Technological developments impose increasing demands on material properties to achieve desired objectives. On the other hand, improved material capabilities correspondingly can provide improved performance capabilities for corresponding products that incorporate the improved materials. Furthermore, composite materials have been found to be a way to combine desired properties of different compositions to obtain a material that benefits from the properties of the plurality of compositions.
Carbon fibers generally have been formed with a range of properties and morphologies. In particular, carbon nanotubes, which are generally cylindrical forms of graphitic carbon, exhibit useful mechanical and electrical properties including, for example, large tensile strength and large electrical conductivity. Carbon nanotubes can exist in single wall and multiple wall forms, both of which can be prepared by chemical vapor deposition (CVD) techniques. In general, process conditions such as, for example, deposition temperature and catalyst selection can influence the formation of the different structures. Additionally, carbon nanotubes can be electrically conducting or semiconducting, depending on structure.
Advanced products may require special handling approaches due to the sensitivity of the products to damage and degradation. In particular, some products, such as semi-conductor devices, silicon wafers, reticles and masks for manufacturing semiconductors, and the like, can be damaged during transportation, handling, and/or processing, for example, as a result of the products contacting each other or contacting supporting structure. Consequently, specialized substrate containers have been developed to transport these products. These specialized containers can be formed, for example, from molded thermoplastic materials, which have structure suitable for holding a plurality of products in a desired orientation within the container. The interior structure of these containers typically prevents the products from contacting each other, and thus helps reduce product damage that can occur during transportation of the products. Moreover, containers and carriers in the semiconductor processing industry often have conductive or static dissipative characteristics to prevent damage to substrates or components in the carrier.

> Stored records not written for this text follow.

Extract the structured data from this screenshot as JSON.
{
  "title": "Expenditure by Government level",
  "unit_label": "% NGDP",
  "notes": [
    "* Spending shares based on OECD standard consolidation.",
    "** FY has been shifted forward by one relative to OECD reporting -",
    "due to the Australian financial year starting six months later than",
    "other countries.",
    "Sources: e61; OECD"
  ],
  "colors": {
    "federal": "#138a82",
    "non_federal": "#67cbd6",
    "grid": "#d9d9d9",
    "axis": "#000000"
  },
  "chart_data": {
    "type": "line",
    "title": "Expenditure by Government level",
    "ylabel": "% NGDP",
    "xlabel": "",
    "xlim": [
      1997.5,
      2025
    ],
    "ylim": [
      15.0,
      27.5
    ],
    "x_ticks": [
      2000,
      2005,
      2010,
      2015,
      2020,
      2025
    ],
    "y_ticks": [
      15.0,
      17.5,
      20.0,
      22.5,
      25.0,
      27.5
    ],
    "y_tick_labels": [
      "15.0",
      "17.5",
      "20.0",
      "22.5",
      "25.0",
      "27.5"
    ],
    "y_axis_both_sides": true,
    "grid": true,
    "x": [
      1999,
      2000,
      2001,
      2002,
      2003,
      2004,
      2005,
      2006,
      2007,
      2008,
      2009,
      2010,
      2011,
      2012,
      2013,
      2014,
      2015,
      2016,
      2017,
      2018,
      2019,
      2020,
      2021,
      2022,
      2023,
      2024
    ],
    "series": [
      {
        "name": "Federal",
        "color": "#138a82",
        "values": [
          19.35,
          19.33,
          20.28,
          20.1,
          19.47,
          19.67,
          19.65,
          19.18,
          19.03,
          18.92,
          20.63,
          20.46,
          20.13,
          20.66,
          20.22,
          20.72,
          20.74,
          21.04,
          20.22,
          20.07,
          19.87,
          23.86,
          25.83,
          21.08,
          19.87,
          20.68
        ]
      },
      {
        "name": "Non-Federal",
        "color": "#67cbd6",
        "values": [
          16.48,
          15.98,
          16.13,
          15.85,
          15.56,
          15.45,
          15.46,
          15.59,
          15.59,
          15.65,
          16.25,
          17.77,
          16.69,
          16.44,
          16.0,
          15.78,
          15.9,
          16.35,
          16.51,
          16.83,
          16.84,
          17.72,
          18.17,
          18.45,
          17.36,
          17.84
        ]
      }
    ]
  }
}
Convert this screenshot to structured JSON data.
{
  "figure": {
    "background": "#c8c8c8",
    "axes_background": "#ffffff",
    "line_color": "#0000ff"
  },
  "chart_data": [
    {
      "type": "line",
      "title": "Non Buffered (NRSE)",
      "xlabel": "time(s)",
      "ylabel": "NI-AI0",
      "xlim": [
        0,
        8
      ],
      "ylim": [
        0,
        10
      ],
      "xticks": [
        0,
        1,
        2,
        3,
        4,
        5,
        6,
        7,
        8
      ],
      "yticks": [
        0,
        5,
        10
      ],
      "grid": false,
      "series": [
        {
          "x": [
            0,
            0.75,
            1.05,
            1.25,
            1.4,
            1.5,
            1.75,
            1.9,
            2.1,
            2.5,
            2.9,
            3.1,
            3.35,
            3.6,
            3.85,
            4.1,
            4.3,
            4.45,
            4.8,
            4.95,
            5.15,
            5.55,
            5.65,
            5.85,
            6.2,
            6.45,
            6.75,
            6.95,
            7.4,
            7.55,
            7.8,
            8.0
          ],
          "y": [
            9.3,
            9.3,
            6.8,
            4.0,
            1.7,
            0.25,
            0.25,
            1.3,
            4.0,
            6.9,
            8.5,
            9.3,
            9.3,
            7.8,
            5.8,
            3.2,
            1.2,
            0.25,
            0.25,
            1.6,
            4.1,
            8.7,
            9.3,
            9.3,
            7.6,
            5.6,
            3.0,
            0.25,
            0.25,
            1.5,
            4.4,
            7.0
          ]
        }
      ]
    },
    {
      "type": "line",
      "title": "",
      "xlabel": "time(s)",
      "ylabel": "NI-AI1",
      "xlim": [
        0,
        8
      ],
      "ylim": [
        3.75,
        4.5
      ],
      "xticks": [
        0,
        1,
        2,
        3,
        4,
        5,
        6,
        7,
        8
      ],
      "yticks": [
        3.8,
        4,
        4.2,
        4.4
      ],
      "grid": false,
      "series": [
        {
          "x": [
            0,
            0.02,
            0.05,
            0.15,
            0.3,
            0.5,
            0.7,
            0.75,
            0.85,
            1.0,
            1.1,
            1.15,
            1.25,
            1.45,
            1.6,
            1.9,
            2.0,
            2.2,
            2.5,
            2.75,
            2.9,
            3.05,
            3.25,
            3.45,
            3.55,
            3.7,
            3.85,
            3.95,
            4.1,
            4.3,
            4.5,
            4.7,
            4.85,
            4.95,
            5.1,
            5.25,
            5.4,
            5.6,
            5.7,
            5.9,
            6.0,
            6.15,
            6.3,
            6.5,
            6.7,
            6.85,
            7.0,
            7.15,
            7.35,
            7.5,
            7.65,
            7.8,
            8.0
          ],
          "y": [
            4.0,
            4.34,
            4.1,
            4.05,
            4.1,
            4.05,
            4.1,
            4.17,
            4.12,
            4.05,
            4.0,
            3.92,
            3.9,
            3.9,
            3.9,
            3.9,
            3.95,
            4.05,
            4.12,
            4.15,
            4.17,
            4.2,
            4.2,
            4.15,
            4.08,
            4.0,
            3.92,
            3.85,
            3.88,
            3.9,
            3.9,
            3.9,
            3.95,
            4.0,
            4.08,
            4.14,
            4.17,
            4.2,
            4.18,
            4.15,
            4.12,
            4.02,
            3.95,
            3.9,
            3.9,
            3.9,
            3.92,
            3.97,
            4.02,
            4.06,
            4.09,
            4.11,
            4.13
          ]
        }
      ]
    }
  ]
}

Some articles have high electrical conductivities to appropriately function in their applications. Specifically, a range of components delivers high electrical conductivity within a corresponding device. For example, many electrical generation units incorporate electrically conductive elements. In particular, fuel cells can have bipolar plates that provide electrical conduction between neighboring cells connected in series while simultaneously providing for flow of fuels and oxidizing agents and preventing material flow between the neighboring cells. Similarly, many battery structures incorporate electrically conductive elements to facilitate electrical connection of the battery poles with the battery electrodes.